Очкастая подруга смотрела на меня таком взглядом, словно хотела сказать: ну что тут поделаешь, не хочет она с тобой говорить и все. Я сел на первый ряд справа и стал слушать лекцию «Введение в комедии Теннесси Уильямса и их роль в американской литературе». Лекция закончилась, я, не спеша, досчитал до трех и обернулся — Мидори уже не было.

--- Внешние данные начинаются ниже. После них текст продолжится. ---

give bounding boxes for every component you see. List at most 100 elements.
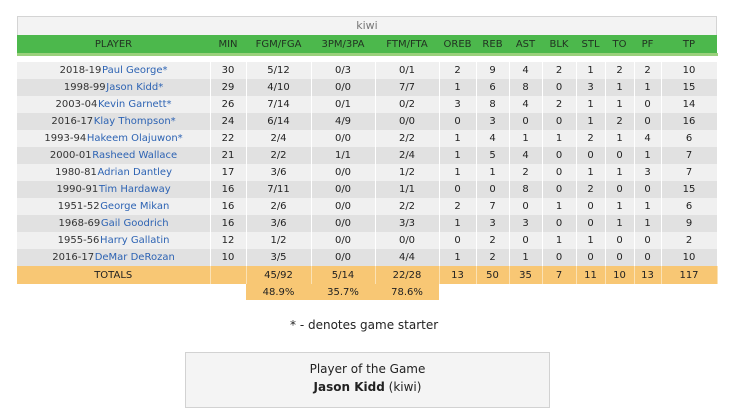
- col-header-to[interactable]: TO: [605, 35, 634, 56]
- stat-oreb: 0: [439, 181, 477, 198]
- col-header-blk[interactable]: BLK: [542, 35, 576, 56]
- totals-row: TOTALS 45/92 5/14 22/28 13 50 35 7 11 10…: [17, 266, 718, 284]
- stat-min: 29: [210, 79, 247, 96]
- stat-tp3: 0/0: [311, 181, 376, 198]
- stat-tp3: 0/0: [311, 130, 376, 147]
- percentages-row: 48.9% 35.7% 78.6%: [17, 284, 717, 300]
- stat-pf: 4: [634, 130, 662, 147]
- col-header-fg[interactable]: FGM/FGA: [246, 35, 311, 56]
- player-cell: 1968-69Gail Goodrich: [17, 215, 211, 232]
- player-name-link[interactable]: George Mikan: [100, 201, 170, 212]
- stat-fg: 3/6: [246, 215, 312, 232]
- stat-min: 17: [210, 164, 247, 181]
- stat-ft: 4/4: [375, 249, 440, 266]
- col-header-3p[interactable]: 3PM/3PA: [311, 35, 375, 56]
- stat-reb: 5: [476, 147, 510, 164]
- player-season: 2000-01: [49, 150, 92, 161]
- stat-ast: 1: [509, 249, 543, 266]
- stat-blk: 0: [542, 113, 577, 130]
- stat-stl: 0: [576, 249, 606, 266]
- stat-tp3: 0/0: [311, 164, 376, 181]
- player-row: 1968-69Gail Goodrich 16 3/6 0/0 3/3 1 3 3 0 0 1 1 9: [17, 215, 718, 232]
- stat-reb: 3: [476, 215, 510, 232]
- player-name-link[interactable]: Paul George*: [102, 65, 168, 76]
- col-header-stl[interactable]: STL: [576, 35, 605, 56]
- potg-player-name[interactable]: Jason Kidd: [313, 380, 385, 394]
- stat-blk: 1: [542, 130, 577, 147]
- player-name-link[interactable]: Gail Goodrich: [100, 218, 169, 229]
- spacer-row: [17, 54, 718, 62]
- stat-ast: 8: [509, 79, 543, 96]
- player-name-link[interactable]: Rasheed Wallace: [92, 150, 178, 161]
- player-cell: 2016-17DeMar DeRozan: [17, 249, 211, 266]
- player-season: 2018-19: [59, 65, 102, 76]
- totals-ft: 22/28: [375, 266, 440, 284]
- player-season: 1993-94: [44, 133, 87, 144]
- stat-blk: 0: [542, 215, 577, 232]
- stat-pf: 1: [634, 215, 662, 232]
- player-row: 1955-56Harry Gallatin 12 1/2 0/0 0/0 0 2 0 1 1 0 0 2: [17, 232, 718, 249]
- col-header-reb[interactable]: REB: [476, 35, 509, 56]
- stat-fg: 7/11: [246, 181, 312, 198]
- player-name-link[interactable]: Jason Kidd*: [106, 82, 164, 93]
- stat-fg: 3/5: [246, 249, 312, 266]
- stat-tp: 6: [661, 198, 718, 215]
- stat-tp3: 1/1: [311, 147, 376, 164]
- player-cell: 2000-01Rasheed Wallace: [17, 147, 211, 164]
- header-row: PLAYER MIN FGM/FGA 3PM/3PA FTM/FTA OREB …: [17, 35, 717, 56]
- col-header-pf[interactable]: PF: [634, 35, 661, 56]
- stat-blk: 0: [542, 164, 577, 181]
- player-row: 1951-52George Mikan 16 2/6 0/0 2/2 2 7 0 1 0 1 1 6: [17, 198, 718, 215]
- stat-stl: 1: [576, 164, 606, 181]
- totals-ast: 35: [509, 266, 543, 284]
- player-season: 2016-17: [52, 252, 95, 263]
- col-header-ft[interactable]: FTM/FTA: [375, 35, 439, 56]
- stat-min: 16: [210, 215, 247, 232]
- stat-tp: 9: [661, 215, 718, 232]
- stat-to: 1: [605, 79, 635, 96]
- stat-to: 1: [605, 164, 635, 181]
- stat-oreb: 1: [439, 79, 477, 96]
- stat-ast: 2: [509, 164, 543, 181]
- player-name-link[interactable]: Hakeem Olajuwon*: [86, 133, 183, 144]
- stat-tp3: 0/0: [311, 198, 376, 215]
- col-header-ast[interactable]: AST: [509, 35, 542, 56]
- stat-blk: 2: [542, 62, 577, 79]
- stat-pf: 0: [634, 232, 662, 249]
- player-name-link[interactable]: Harry Gallatin: [100, 235, 170, 246]
- player-cell: 1998-99Jason Kidd*: [17, 79, 211, 96]
- player-name-link[interactable]: Kevin Garnett*: [97, 99, 172, 110]
- player-name-link[interactable]: Tim Hardaway: [98, 184, 171, 195]
- player-season: 1968-69: [58, 218, 101, 229]
- player-cell: 1993-94Hakeem Olajuwon*: [17, 130, 211, 147]
- stat-oreb: 2: [439, 198, 477, 215]
- player-season: 2003-04: [55, 99, 98, 110]
- stat-fg: 6/14: [246, 113, 312, 130]
- stat-stl: 0: [576, 198, 606, 215]
- stat-blk: 0: [542, 79, 577, 96]
- player-name-link[interactable]: Adrian Dantley: [97, 167, 172, 178]
- stat-to: 1: [605, 96, 635, 113]
- player-name-link[interactable]: DeMar DeRozan: [94, 252, 175, 263]
- stat-reb: 2: [476, 232, 510, 249]
- stat-ast: 0: [509, 232, 543, 249]
- stat-stl: 1: [576, 62, 606, 79]
- player-name-link[interactable]: Klay Thompson*: [93, 116, 176, 127]
- totals-blk: 7: [542, 266, 577, 284]
- col-header-tp[interactable]: TP: [661, 35, 717, 56]
- totals-tp: 117: [661, 266, 718, 284]
- col-header-oreb[interactable]: OREB: [439, 35, 476, 56]
- box-score-table: kiwi PLAYER MIN FGM/FGA 3PM/3PA FTM/FTA …: [17, 16, 718, 300]
- stat-min: 30: [210, 62, 247, 79]
- col-header-min[interactable]: MIN: [210, 35, 246, 56]
- potg-team: (kiwi): [388, 380, 422, 394]
- player-season: 2016-17: [51, 116, 94, 127]
- stat-pf: 1: [634, 198, 662, 215]
- stat-blk: 1: [542, 232, 577, 249]
- col-header-player[interactable]: PLAYER: [17, 35, 210, 56]
- stat-ft: 0/0: [375, 113, 440, 130]
- player-row: 1980-81Adrian Dantley 17 3/6 0/0 1/2 1 1 2 0 1 1 3 7: [17, 164, 718, 181]
- totals-3p: 5/14: [311, 266, 376, 284]
- player-row: 1993-94Hakeem Olajuwon* 22 2/4 0/0 2/2 1 4 1 1 2 1…: [17, 130, 718, 147]
- stat-reb: 1: [476, 164, 510, 181]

Апрель — слишком грустная пора, чтобы проводить ее в одиночестве. В апреле все кажутся счастливыми. Одни, скинув тяжелые куртки, беседовали на солнышке, другие играли в кэтч-бол, третьи любили. А я был полностью одинок. И Наоко, и Мидори, и Нагасава, и прочие все больше удалялись от меня. И даже некому было сказать мне «привет» или «доброе утро». Штурмовик и тот вспоминался, как родной. И вот в таком безутешном одиночестве я провел весь апрель. Несколько раз пытался дозвониться до Мидори, но получал один и тот же ответ: «Не хочу сейчас разговаривать». По тону я понимал, что она не шутит. Она почти всегда ходила вместе с той очкастой подругой, а в остальное время вокруг нее увивался долговязый парень с короткой стрижкой. И с жутко длинными ногами. Он постоянно носил белые баскетбольные кеды.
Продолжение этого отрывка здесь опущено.